Why I think the defense doesn't cover this case

Reading §4.2–4.3 and Equation 7 carefully: the training loss penalizes the model for failing to output the safe response y when the inference-time hidden state is modified by h − r̂ r̂ᵀ h. The model learns to keep the refusal direction in the residual stream robustly under that specific intervention, which is why direct abliteration (and the Refusal-Transfer baseline you tested) drops to 0.4% ASR.

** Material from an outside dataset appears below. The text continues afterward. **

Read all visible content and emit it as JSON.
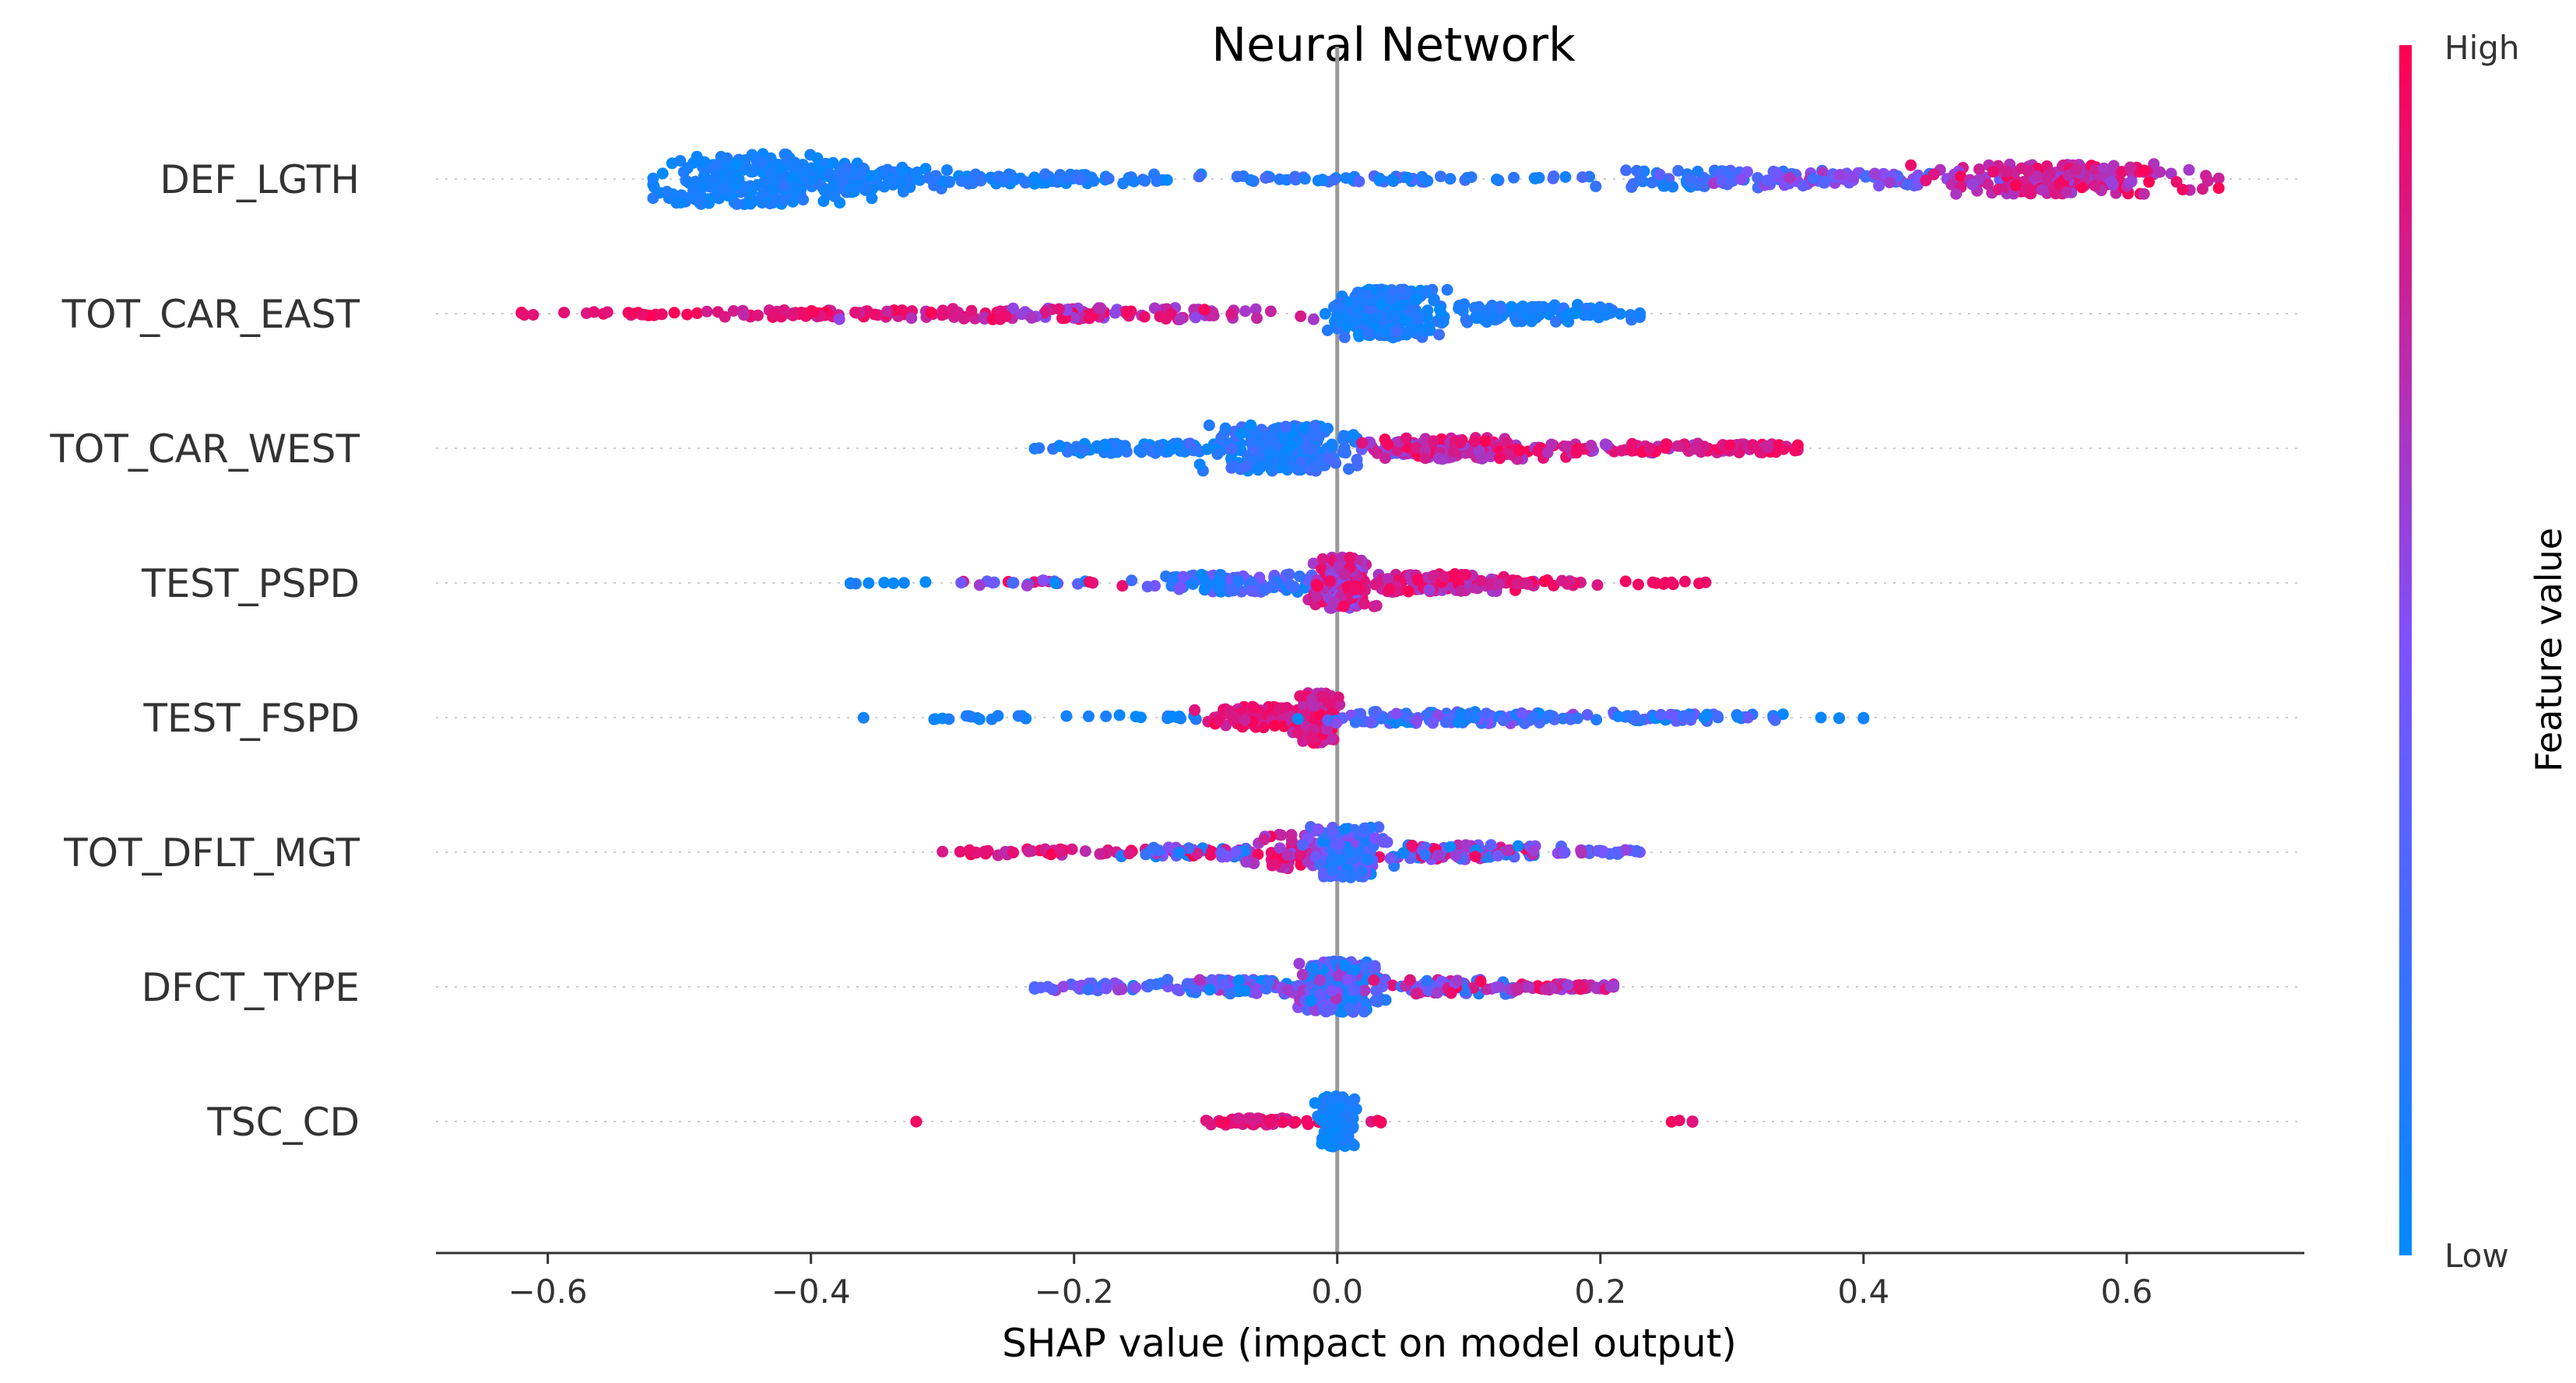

What the loss does not see during training is the case where the weights themselves are mechanically attenuated before the forward pass starts. Under λ = 0.3, the rebuilt-refusal machinery in the LoRA delta is running at 30% strength from the first layer onward, before any r̂ r̂ᵀ h intervention is applied. This weight-space perturbation lives outside the intervention distribution the probabilistic ablation loss samples from, and standard linear abliteration can then find and subtract what's left.

I don't think this contradicts the paper's core claim — probabilistic direction ablation genuinely does make the model more robust against representation-engineering attacks applied at the same weights the model was trained with. But it does mean that once the defended weights can be mechanically interpolated with the base weights, the defense unlocks.

A few constructive thoughts for future work

Take or leave as interesting; you've obviously thought about this space much more than I have.

  1. Train with weight-space perturbations in addition to representation-space perturbations. Something like sampling a random LoRA-shape weight perturbation at each step and including it in the forward pass, so the training distribution covers the "scaled LoRA delta" manifold.
  2. Release the defender as a LoRA adapter rather than a merged model, so an attacker has to know where the defense lives. Merging it into the base weights makes W_defended − W_base a trivial computation for anyone with the two checkpoints.
  3. Evaluate under a stricter judge for the headline numbers. When I re-ran the AdvBench baseline with Gemini 3.1 Flash Lite vs. a keyword classifier, the defended model's own compliance/refusal counts shifted noticeably — a stronger judge closes the "soft compliance" loophole and gives a more honest lower bound on ASR.
  4. A stronger version of the weight-space attack might combine λ-attenuation with the iterative multi-pass subspace abliteration that abliterix now also ships. I didn't need it here, but it could help if a future version of DeepRefusal patches the simple attenuation path.

Happy to discuss any of this further, and happy to co-write a follow-up or supplementary note if you'd like to include the result in a revision. The entire pipeline is reproducible from the abliterix repo — see the linked commit and issue for the config file and Optuna checkpoint format used to pick the winning trial.

Thanks again for the paper and for making the defended checkpoint public — it's exactly the kind of release that makes this sort of red-teaming possible in the first place.